The United Kingdom took top rank in a new energy efficiency ranking of the world’s 12 major economies, according to a new study from the nonprofit American Council for an Energy-Efficient Economy.

The U.K. was followed closely by Germany, Italy and Japan, with the U.S. coming in ninth. The ACEEE didn’t mince words, noting that the U.S. has made "limited or little progress toward greater efficiency at the national level” in the past decade.

The rankings were determined by compiling scores across 27 distinct categories in four sectors: national efforts, buildings, industry and transportation. The U.K. had 67 out of 100 points, but the average score was just 54 out of 100, showing that each country has serious weaknesses.

The 12 economies represent more than 78 percent of global gross domestic product and 63 percent of global energy consumption.

“The U.K. and the leading economies of Europe are now well ahead of the United States when it comes to energy efficiency. This is significant because countries that use energy more efficiently require fewer resources to achieve the same goals, thus reducing costs, preserving valuable natural resources, and creating jobs,” Steven Nadel, executive director of ACEEE, said in a statement.

Other countries ranked as follows from second place to twelfth:  Germany, Italy, Japan, France, the European Union, Australia, and China (a three-way tie for sixth place), the U.S. at ninth, followed by Brazil, Canada and Russia.

For many countries, one bad score in a category dropped the ranking so significantly that gains in other areas could not make up for the loss. Australia had one of the highest scores in the category of national efforts, but did poorly in the transportation and industry sectors. No country received a free pass in the rankings. “The analysis also revealed that while some countries are clearly outperforming others,” the authors wrote, “the biggest story is how poorly all these economies are doing overall.”

For the U.S., transportation was the nail in the coffin, scoring a mere 5 points out of 23. The U.S. received zero points in four out of seven subcategories in transportation, including vehicle miles traveled per capita, passenger vehicle fuel economy, use of public transit and investment in rail transit.

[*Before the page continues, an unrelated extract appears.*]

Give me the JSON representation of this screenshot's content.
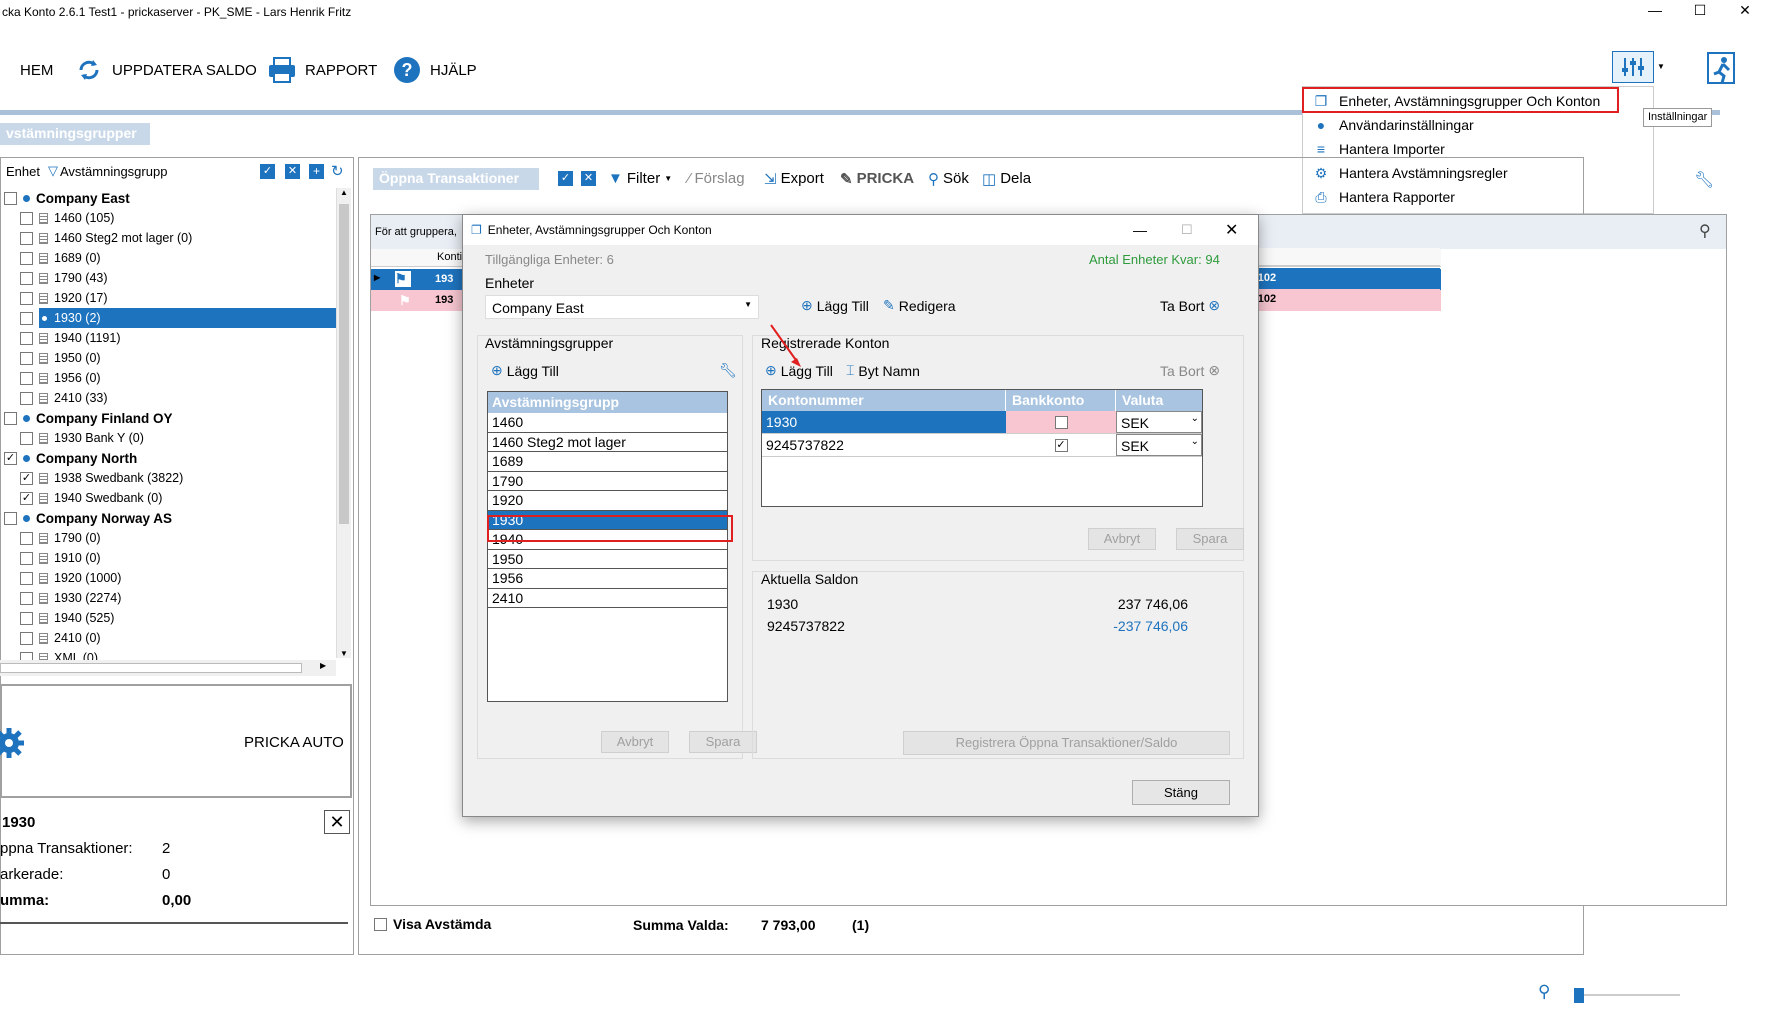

The U.S. did rank strongly in one category, buildings, where it is tied for fourth place with Germany and the U.K. China won the buildings category, with Australia coming in second. China’s winning score came from its low energy use in commercial buildings and appliance and equipment standards.

While the U.S. also had a high score for appliance and equipment standards -- the highest score overall, in fact -- it lost points in residential energy use and building labeling. The ACEEE acknowledges that some of the scores are based on whether laws are on the books, and not if they’re enforced, which slightly skews the outcome.

There are some scores that seem unfair, such as miles traveled per person. The U.S. is a large country, one might argue, and Americans necessarily have to traverse long distances. However, the U.S. average miles traveled per person are more than twice that of most countries and 30 percent higher than Canada. For trips of less than one mile, 75 percent are made by car in America.

Overall, the study authors identified five areas that the U.S. could significantly improve to catch up to other major economies in the world of energy efficiency:

  • Invest in efficiency programs and R&D. The U.S. lags other industrialized country in its per person investment in energy efficiency programs and efficiency research and development. The good news, according to the study, is that stimulus spending has recently boosted investment in this area, and this is one area where smart grid can help make significant gains.
  • Establish a national energy efficiency target. A lack of federal mandate, or even vision, was a problem for the U.S. Although there are increasingly stringent national efficiency standards for individual devices, an overall target is missing to move the entire industry forward.
  • Generate electricity efficiency. The U.S. has not made enough use of combined heat and power and combined-cycle power plants, according to the study. The loss to inefficient distribution of electricity also cost more than $25 billion in 2010. Again, the smart grid and distribution automation can make huge gains in this area, but only if utilities are incentivized for efficiency, and not for selling more kilowatt-hours.
  • Increase economic output per unit of energy consumed. This figure has risen slowly in the past decade, but there have not been significant improvements, which is tied to the first point about investment in efficiency that can then be taken up across society.
  • Create financial incentives to encourage investment. There are some loan programs and tax credits for encouraging energy efficiency, but not enough, according to the authors. Many tax credits go to renewables, and not tried and true energy efficiency. By contrast, the U.K. is launching the Green Deal to fund basic energy efficiency across businesses and homes. It’s not sexy, but at a large scale, it makes a difference.


“The United States, once considered an innovative and competitive world leader, has progressed slowly, while countries such as the United Kingdom, German, Japan and China surge ahead,” the authors conclude. “The opportunities for improvement in the United States and worldwide are significant, and the need to rise to the challenge is serious.”